Christmas in Exile
It’s that time of year again and I have just been to the attic to get all the Christmas things to decorate the house in the usual way. But, as we are now living permanently in Ireland after many years of living abroad, I remember Christmas during postings in other places.
Christmas was a time of celebration but also of loneliness; separated from family and friends ; trying to recreate the kind of Christmas we remembered as children. And, because I’m not Irish, it meant mixing two sets of traditions with that of the country we happened to be in at the time.
I celebrated my first ‘foreign’ Christmas in Australia. The temperature climbed to 40 degrees on Christmas Day. We had no air conditioning (the Aussies thought it was for wimps). I put the candles in the freezer to stop them from melting (a tip I picked up from an Australian friend). But we soldiered on, cooking the traditional Christmas dinner; turkey with all the trimmings, sweating over the plum pudding (which nearly burned a hole in the ceiling when we lit it) and trying to pretend the plastic tree in the corner was the real thing.
Christmas in Paris was a different story. On Christmas Eve, we went to midnight mass, in black tie and evening dress, followed by reveillon (French for a late night booze-up) at a friend’s house, where we drank champagne and ate oysters and partied on until it was nearly time to go home and give the children their presents. ‘Did you meet Santa?’ they asked. ‘Yes,’ my bleary-eyed husband replied, ‘but he wasn’t looking very well.’
When we finally reached the elevated status of ‘His Excellency’, and were housed in official splendour, Christmas suddenly became a rather plush affair. Or, that was the general idea.
The harsh reality hit me on Christmas day in the vast kitchen of the embassy residence; a beautiful old villa in Wassenaar, a suburb of The Hague. I had decorated like mad in an attempt to turn the rather formal reception rooms into something resembling cosiness, not forgetting to decorate the official portrait of President (at the time) Mary Robinson, who was looking at me rather sternly as I placed sprigs of holly above her perfectly coiffed head. The children had arrived home from boarding school and college and I had invited a couple who, like us, were a little lost and lonely, to complete the gathering. It was going to be our first Christmas in Holland and the setting was perfect.
But below stairs, things turned ugly as I was faced with challenges I had forgotten to pencil into my agenda. A huge, raw turkey, no help (would you ask anyone to work on Christmas day?) and a cooker I had never used before with instructions in Dutch. A drawing room full of by now rather jolly guests and family members, drinking champagne and eagerly awaiting a Christmas feast of ambassadorial proportions. I served some more champagne to soothe the hungry hordes and went back to the kitchen.
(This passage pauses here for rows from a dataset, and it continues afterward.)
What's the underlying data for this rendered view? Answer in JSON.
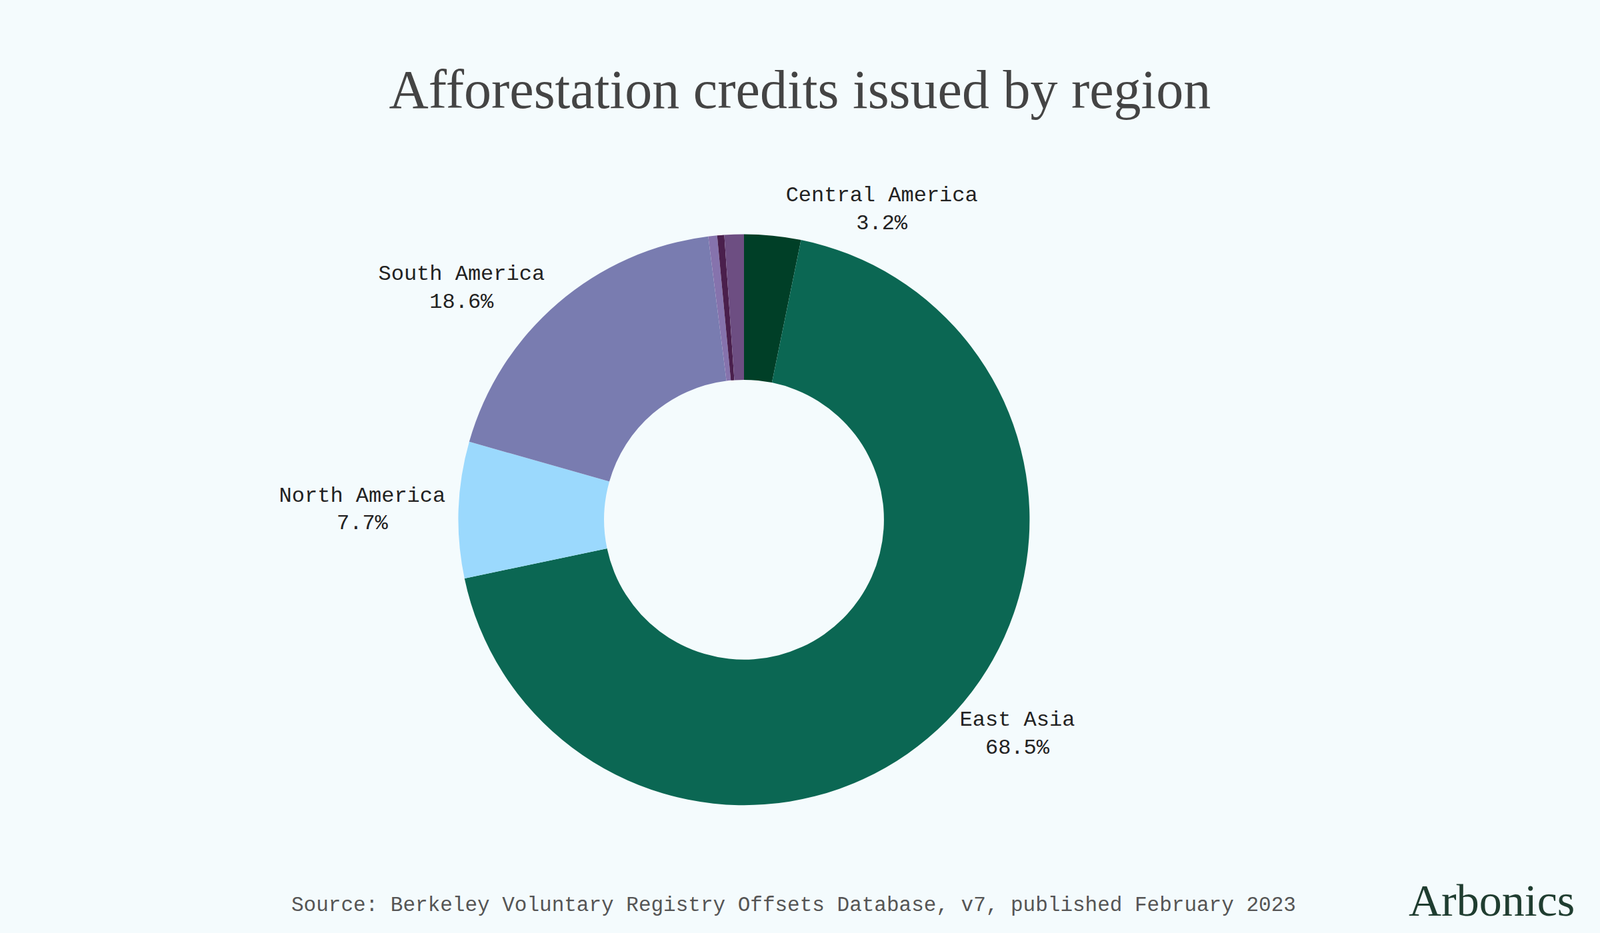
{
  "chart_data": {
    "type": "pie",
    "title": "Afforestation credits issued by region",
    "categories": [
      "Central America",
      "East Asia",
      "North America",
      "South America",
      null,
      null,
      null
    ],
    "values": [
      3.2,
      68.5,
      7.7,
      18.6,
      0.5,
      0.4,
      1.1
    ],
    "value_labels": [
      "3.2%",
      "68.5%",
      "7.7%",
      "18.6%",
      null,
      null,
      null
    ],
    "colors": [
      "#003f27",
      "#0b6753",
      "#9bd9fd",
      "#797cb0",
      "#8673ad",
      "#4a1f4c",
      "#6d4e82"
    ],
    "data_labels": true,
    "annotations": [
      "Source: Berkeley Voluntary Registry Offsets Database, v7, published February 2023",
      "Arbonics"
    ]
  }
}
With the help of a technically gifted child, I finally managed to get the oven to light and find the implements I needed and Christmas dinner was eventually served. The couple later broke up (low blood sugar?).
Christmas in Brussels was more of the same, except that I was now decorating Mary Mc Aleese and the festivities were often marred by a rather tired husband who, after long hours of meetings (mostly about fish) at EU headquarters, would spend most of Christmas asleep, while we celebrated around him. I remember one night just before Christmas, when the phone rang at around four in the morning. ‘Ten thousand extra tons of mackerel,’ shouted his excited voice. ‘Another victory for Ireland!’ I haven’t been able to face mackerel since.
When I really think about it, my very first Christmas ‘in exile’ was spent in Sweden with a couple, like us, newly married and of mixed nationalities. He was from Columbia and she was American. We were in our early twenties, just married and each with a new baby. We hadn’t a clue about cooking but between us, managed to produce the best Christmas dinner ever. Was it the candle light shining on polished wooden floors, the Christmas tree, the dark, or the softly falling snow outside? No. It was the spirit of Christmas.